What is Porter’s Five Forces?
Michael Porter first outlined these five forces in 1979 and later in 1980. The five forces are :
- Threat of New Entrants. This force purports that companies in markets where there are high barriers to entry usually face less competition than companies within markets with lower barriers.
- Power of Suppliers. If there is a limited number of suppliers in the market, then the power of those suppliers is high. This means that suppliers may sometimes fare better than buyers.
- Power of Buyers. If the industry moves products through retailers or distributors, then the buyers can have the same type of pricing power to eat up profit margins.
- Threats of Substitutes. Substitutes here refer to products or services a customer can use to fill the same need.

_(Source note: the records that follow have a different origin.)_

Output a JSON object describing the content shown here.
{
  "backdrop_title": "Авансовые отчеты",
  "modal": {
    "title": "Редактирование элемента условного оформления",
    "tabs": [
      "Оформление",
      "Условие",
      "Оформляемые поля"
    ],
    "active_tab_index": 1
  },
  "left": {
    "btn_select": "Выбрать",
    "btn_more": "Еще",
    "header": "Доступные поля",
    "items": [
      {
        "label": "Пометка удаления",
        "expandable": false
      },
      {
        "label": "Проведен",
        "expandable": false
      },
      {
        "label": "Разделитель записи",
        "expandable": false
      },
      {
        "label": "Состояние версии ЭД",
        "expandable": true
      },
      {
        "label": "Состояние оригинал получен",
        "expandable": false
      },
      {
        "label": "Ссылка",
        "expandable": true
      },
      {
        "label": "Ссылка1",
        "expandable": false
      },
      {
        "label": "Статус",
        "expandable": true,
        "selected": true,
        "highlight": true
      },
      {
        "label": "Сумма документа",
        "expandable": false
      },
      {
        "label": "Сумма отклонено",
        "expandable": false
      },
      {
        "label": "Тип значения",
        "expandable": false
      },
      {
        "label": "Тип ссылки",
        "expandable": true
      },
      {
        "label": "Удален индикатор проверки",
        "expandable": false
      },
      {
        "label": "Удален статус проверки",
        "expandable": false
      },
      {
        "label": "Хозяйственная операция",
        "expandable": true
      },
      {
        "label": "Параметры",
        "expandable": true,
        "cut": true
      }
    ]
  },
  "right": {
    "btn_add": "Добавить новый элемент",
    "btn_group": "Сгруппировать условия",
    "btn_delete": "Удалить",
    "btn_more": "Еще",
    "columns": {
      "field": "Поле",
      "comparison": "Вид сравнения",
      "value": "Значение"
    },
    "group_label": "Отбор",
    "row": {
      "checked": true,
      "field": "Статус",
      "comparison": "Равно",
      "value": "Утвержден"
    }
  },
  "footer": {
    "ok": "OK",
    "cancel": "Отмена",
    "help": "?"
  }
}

- Threat of Competition. If there are too many players all trying to beat each other, profit margins will show that.
Flaws of the Five Forces
While the framework has a lot of benefits when seeking to analyze a company’s competitiveness in an industry, it also has some flaws.
Composition
The composition of the framework is a static model, meaning it offers a snapshot of the wider industry at some point in history.
Though it can be useful for the short term, the window of applicability for the information from the forces has been diminished by the rapidly evolving external factors.
The Role of Globalization
Those external factors include globalization and rapid tech advances that weren’t present when Porter outlined the framework.
For many industries, the domestic competition is less of a concern than the global competitors who can offer goods and services all over the world because of advances in tech and logistics.
People’s Usage
Another flaw of the framework is that people use it in ways that Porter never really intended. Most commonly, people apply the framework to a specific company instead of an industry as a whole.
While Porter’s five forces can offer information for strategic discussions, the framework isn’t a tool for analysis of individual companies.
For businesses, it might be better to stick with the SWOT (strengths, weaknesses, opportunities, and threats) analysis for specific business, and use Porter’s five forces for data input.
Meanwhile, for investors, Porter’s analysis can be used to look at the attractiveness of taking a position in an industry.
Defining the Industry
Another weakness of the framework has something to do with defining the industry clearly. Companies can belong to multiple industries, depending on their business lines.
It is difficult to group companies with similar business lines and think of them as belonging to the same industry.
Rather, Porter’s five forces would be done for each business line and then it will be consolidated. This is one of the reasons behind an investor’s frown when a company spreads itself widely. It’s a huge feat for a company to succeed in many different sectors at the same time.